New Delhi: SBI Research expects the Reserve Bank of India to again put a pause on the key policy rates as the central bank’s third monetary policy committee meeting is currently underway. The outcome of the review meeting will be announced on Thursday morning.
RBI typically conducts six bi-monthly meetings in a financial year, where it decides interest rates, money supply, inflation outlook, and various macroeconomic indicators. The ongoing three-day meeting started on Tuesday.
In its previous meeting in early June, the central bank’s monetary policy committee unanimously decided to keep the repo rate unchanged at 6.5 per cent, something most analysts had expected. The RBI in its April meeting too had paused the repo rate.
The repo rate is the rate of interest at which RBI lends to other banks.
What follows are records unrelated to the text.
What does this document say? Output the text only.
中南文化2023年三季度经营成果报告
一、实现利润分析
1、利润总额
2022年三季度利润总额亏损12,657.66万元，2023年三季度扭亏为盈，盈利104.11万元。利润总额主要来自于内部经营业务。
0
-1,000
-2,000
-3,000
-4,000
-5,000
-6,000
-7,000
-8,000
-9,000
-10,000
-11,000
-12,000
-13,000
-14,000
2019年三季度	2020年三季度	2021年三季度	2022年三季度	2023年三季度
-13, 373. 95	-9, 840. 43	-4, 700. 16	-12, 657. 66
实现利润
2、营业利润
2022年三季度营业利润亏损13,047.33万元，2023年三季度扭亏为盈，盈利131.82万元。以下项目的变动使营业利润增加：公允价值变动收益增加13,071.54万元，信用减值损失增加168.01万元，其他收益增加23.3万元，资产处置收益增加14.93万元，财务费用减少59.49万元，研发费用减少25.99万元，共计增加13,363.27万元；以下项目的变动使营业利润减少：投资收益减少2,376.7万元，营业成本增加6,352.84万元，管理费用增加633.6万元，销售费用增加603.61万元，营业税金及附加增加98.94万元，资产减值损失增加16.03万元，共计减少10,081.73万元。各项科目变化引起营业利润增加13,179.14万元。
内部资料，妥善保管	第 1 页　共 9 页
“We expect the RBI to pause in August policy,” the SBI Research report, authored by SBI’s Group Chief Economic Adviser Soumya Kanti Ghosh, said.
“Domestically, we believe at 6.50 per cent, we are in for a prolonged pause as seasonality of inflation should taper…,” the report said.
It did not give any forward guidance, saying, “In an environment of rising rates, it is clearly not advisable to give a forward guidance.”
Meanwhile, a consistent decline in inflation (currently at an 18-month low) and its potential for further decline may have prompted the central bank to put the brake on the key interest rate again. Inflation has been a concern for many countries, including advanced economies, but India has managed to steer its inflation trajectory quite well.
Barring the April pause, the RBI raised the repo rate by 250 basis points cumulatively to 6.5 per cent since May 2022 in the fight against inflation. Raising interest rates is a monetary policy instrument that typically helps suppress demand in the economy, thereby helping the inflation rate decline.
India's retail inflation was above RBI's 6 per cent target for three consecutive quarters and had managed to fall back to the RBI's comfort zone only in November 2022. Under the flexible inflation targeting framework, the RBI is deemed to have failed in managing price rises if the CPI-based inflation is outside the 2-6 per cent range for three quarters in a row.
Now what remains to be seen is whether the RBI committee will for the third straight time keep the repo rate unchanged or otherwise, given there was an uptick in inflation in June.